When the husband realises he’s been “caught” he cringes with guilt, averts his gaze, then attempts to placate his aggravated wife with a shrug intended to convey his both his apology, and his helplessness in the face of his nature.

What I immediately saw in this small scenario was a deeply embedded heterosexual cultural belief that it is wrong for men to look at women other than their partners with admiration or any form of desire, and it is the female partner’s job to police his gaze and wrangle him back under control.

Frankly, I’m sick to death of this infantilising by women of men. They are such children they must be micro managed and surveilled by their female partners to the point where looking at another woman is a cause for her anger and his guilt? Are even children subjected to such an intensity of repressive surveillance?

Haven’t we got anything better to do? I mean, really. Haven’t we? We must be mummy-wives for our entire lives?

According to the advertising industry, which one imagines has its finger on the majority pulse, yes we must.

I’m not sure about how this works in reverse. There is a prevalent myth that women are not as visually sexually stimulated as are men, so our gaze is not as inclined to wander. However, I would vigorously contest that myth. I think women are very capable of experiencing and enjoying visual stimulation, but we aren’t supposed to be. It’s another of those culturally imposed gendered beliefs that are attributed to biology, the “nature” of things, essentialism: men get turned on by looking, women don’t. It’s elephant shit. I speak with the authority of personal experience. So instead of watching who he’s watching, get some visual pleasure of your own.

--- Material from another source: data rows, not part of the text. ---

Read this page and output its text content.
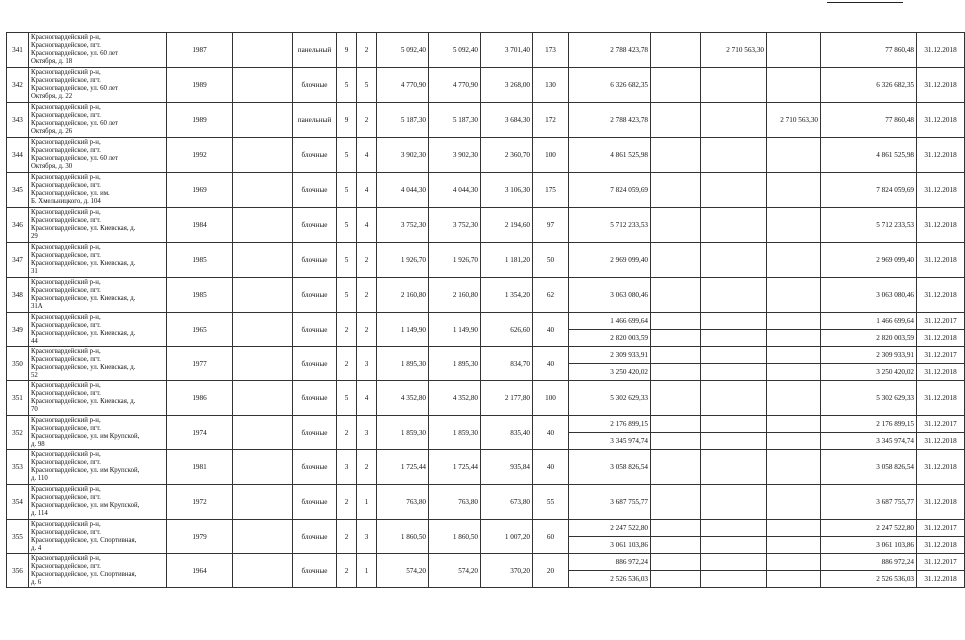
341	Красногвардейский р-н,
Красногвардейское, пгт.
Красногвардейское, ул. 60 лет
Октября, д. 18	1987		панельный	9	2	5 092,40	5 092,40	3 701,40	173	2 788 423,78		2 710 563,30		77 860,48	31.12.2018
342	Красногвардейский р-н,
Красногвардейское, пгт.
Красногвардейское, ул. 60 лет
Октября, д. 22	1989		блочные	5	5	4 770,90	4 770,90	3 268,00	130	6 326 682,35				6 326 682,35	31.12.2018
343	Красногвардейский р-н,
Красногвардейское, пгт.
Красногвардейское, ул. 60 лет
Октября, д. 26	1989		панельный	9	2	5 187,30	5 187,30	3 684,30	172	2 788 423,78			2 710 563,30	77 860,48	31.12.2018
344	Красногвардейский р-н,
Красногвардейское, пгт.
Красногвардейское, ул. 60 лет
Октября, д. 30	1992		блочные	5	4	3 902,30	3 902,30	2 360,70	100	4 861 525,98				4 861 525,98	31.12.2018
345	Красногвардейский р-н,
Красногвардейское, пгт.
Красногвардейское, ул. им.
Б. Хмельницкого, д. 104	1969		блочные	5	4	4 044,30	4 044,30	3 106,30	175	7 824 059,69				7 824 059,69	31.12.2018
346	Красногвардейский р-н,
Красногвардейское, пгт.
Красногвардейское, ул. Киевская, д.
29	1984		блочные	5	4	3 752,30	3 752,30	2 194,60	97	5 712 233,53				5 712 233,53	31.12.2018
347	Красногвардейский р-н,
Красногвардейское, пгт.
Красногвардейское, ул. Киевская, д.
31	1985		блочные	5	2	1 926,70	1 926,70	1 181,20	50	2 969 099,40				2 969 099,40	31.12.2018
348	Красногвардейский р-н,
Красногвардейское, пгт.
Красногвардейское, ул. Киевская, д.
31А	1985		блочные	5	2	2 160,80	2 160,80	1 354,20	62	3 063 080,46				3 063 080,46	31.12.2018
349	Красногвардейский р-н,
Красногвардейское, пгт.
Красногвардейское, ул. Киевская, д.
44	1965		блочные	2	2	1 149,90	1 149,90	626,60	40	1 466 699,64				1 466 699,64	31.12.2017
											2 820 003,59				2 820 003,59	31.12.2018
350	Красногвардейский р-н,
Красногвардейское, пгт.
Красногвардейское, ул. Киевская, д.
52	1977		блочные	2	3	1 895,30	1 895,30	834,70	40	2 309 933,91				2 309 933,91	31.12.2017
											3 250 420,02				3 250 420,02	31.12.2018
351	Красногвардейский р-н,
Красногвардейское, пгт.
Красногвардейское, ул. Киевская, д.
70	1986		блочные	5	4	4 352,80	4 352,80	2 177,80	100	5 302 629,33				5 302 629,33	31.12.2018
352	Красногвардейский р-н,
Красногвардейское, пгт.
Красногвардейское, ул. им Крупской,
д. 98	1974		блочные	2	3	1 859,30	1 859,30	835,40	40	2 176 899,15				2 176 899,15	31.12.2017
											3 345 974,74				3 345 974,74	31.12.2018
353	Красногвардейский р-н,
Красногвардейское, пгт.
Красногвардейское, ул. им Крупской,
д. 110	1981		блочные	3	2	1 725,44	1 725,44	935,84	40	3 058 826,54				3 058 826,54	31.12.2018
354	Красногвардейский р-н,
Красногвардейское, пгт.
Красногвардейское, ул. им Крупской,
д. 114	1972		блочные	2	1	763,80	763,80	673,80	55	3 687 755,77				3 687 755,77	31.12.2018
355	Красногвардейский р-н,
Красногвардейское, пгт.
Красногвардейское, ул. Спортивная,
д. 4	1979		блочные	2	3	1 860,50	1 860,50	1 007,20	60	2 247 522,80				2 247 522,80	31.12.2017
											3 061 103,86				3 061 103,86	31.12.2018
356	Красногвардейский р-н,
Красногвардейское, пгт.
Красногвардейское, ул. Спортивная,
д. 6	1964		блочные	2	1	574,20	574,20	370,20	20	886 972,24				886 972,24	31.12.2017
											2 526 536,03				2 526 536,03	31.12.2018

Apart from all that, the idea of being constantly watched by a partner when we’re out and about, just to see who I’m looking at so I can be brought under control is, quite frankly, absolutely creepy.

We are rightly infuriated when women are blamed for being raped because of what we wear, where we go, whether we’re drunk or sober. Rape is the rapist’s responsibility, not ours. Yet at the same time, women are encouraged in monogamous heterosexual culture to believe we have sole responsibility for controlling the male gaze and what that gaze might lead to, because he can’t be trusted to do it himself. Apparently many of us accept this responsibility and in the acceptance, enable the man-child, not the man.

If heterosexual monogamy needs this much policing by women, it’s a failed project.  Struth, any relationship with policing at its core is a failed project, isn’t it?

I can’t remember what that ad I saw was for. I can only remember the ludicrous content. So epic fail in that project too,  advertisers.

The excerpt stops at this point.